Correctly or incorrectly, that's what they were thinking...we can't conceive of a time when slavery was, in fact, protected by the Constitution and had a SUPER-DUPER precedent for being protected in EVERY single political Compromise enacted in previous sectional crises.  Does this make it right?  Not to a 21st century American, 150 YEARS LATER.

 Oh, and by the way, most Northerners were just as racist as their Southern counterparts...they may not have wanted slavery, but they sure didn't want freedmen living next door to them either.

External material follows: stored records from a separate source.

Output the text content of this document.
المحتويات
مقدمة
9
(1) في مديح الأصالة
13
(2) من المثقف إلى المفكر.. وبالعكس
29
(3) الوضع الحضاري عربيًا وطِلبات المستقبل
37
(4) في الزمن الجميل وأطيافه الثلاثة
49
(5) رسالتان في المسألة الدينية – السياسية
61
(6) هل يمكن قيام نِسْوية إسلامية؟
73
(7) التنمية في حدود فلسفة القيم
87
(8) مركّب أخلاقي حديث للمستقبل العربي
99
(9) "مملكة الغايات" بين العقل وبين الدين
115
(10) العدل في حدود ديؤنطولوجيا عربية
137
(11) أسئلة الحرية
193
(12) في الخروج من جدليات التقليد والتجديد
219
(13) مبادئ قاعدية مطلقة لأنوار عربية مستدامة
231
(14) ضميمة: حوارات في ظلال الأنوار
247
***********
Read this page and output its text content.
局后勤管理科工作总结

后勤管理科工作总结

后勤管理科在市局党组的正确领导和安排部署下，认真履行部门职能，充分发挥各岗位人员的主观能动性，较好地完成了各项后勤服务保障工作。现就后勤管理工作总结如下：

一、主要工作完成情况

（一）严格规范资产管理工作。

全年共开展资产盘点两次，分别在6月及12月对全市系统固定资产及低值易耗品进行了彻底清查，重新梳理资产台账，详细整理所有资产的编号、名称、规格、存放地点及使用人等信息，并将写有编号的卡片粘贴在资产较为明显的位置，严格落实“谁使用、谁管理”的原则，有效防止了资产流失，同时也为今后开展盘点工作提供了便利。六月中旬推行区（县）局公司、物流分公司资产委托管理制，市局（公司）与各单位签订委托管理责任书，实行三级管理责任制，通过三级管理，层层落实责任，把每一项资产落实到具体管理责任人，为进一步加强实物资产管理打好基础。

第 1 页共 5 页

Not pretty, and certainly unacceptable in the 21st century, but that's how things were in the 1860s.  Unfortunately, we are so blinded by racial politics and political correctness that we don't study the causes of the Civil War in the context of the times, in my opinion.

 Civil War history is one of my favorite topics and for a military historian, it's a source of boundless study.  Does that mean we should ignore slavery?  Certainly not...does that mean that EVERYTHING we study about the Civil War has to revolve around slavery?  I don't think that's true either.  

One of may favorite Mort Kunstler paintings

If we don't study the causes of the Civil War, secession, the role of slavery, and the perils encountered in Reconstruction, how will we understand our history? Sadly, I think racists on both sides use the Civil War for their own purposes and don't try to really do their history.  Unfortunately, I doubt our public schools or universities are helping.

By the way, modern Americans are pretty smug in our sophisticated self-righteousness when we judge our backward, evil ancestors.  I wonder what our descendants will think about us in 150 years, if we survive that long.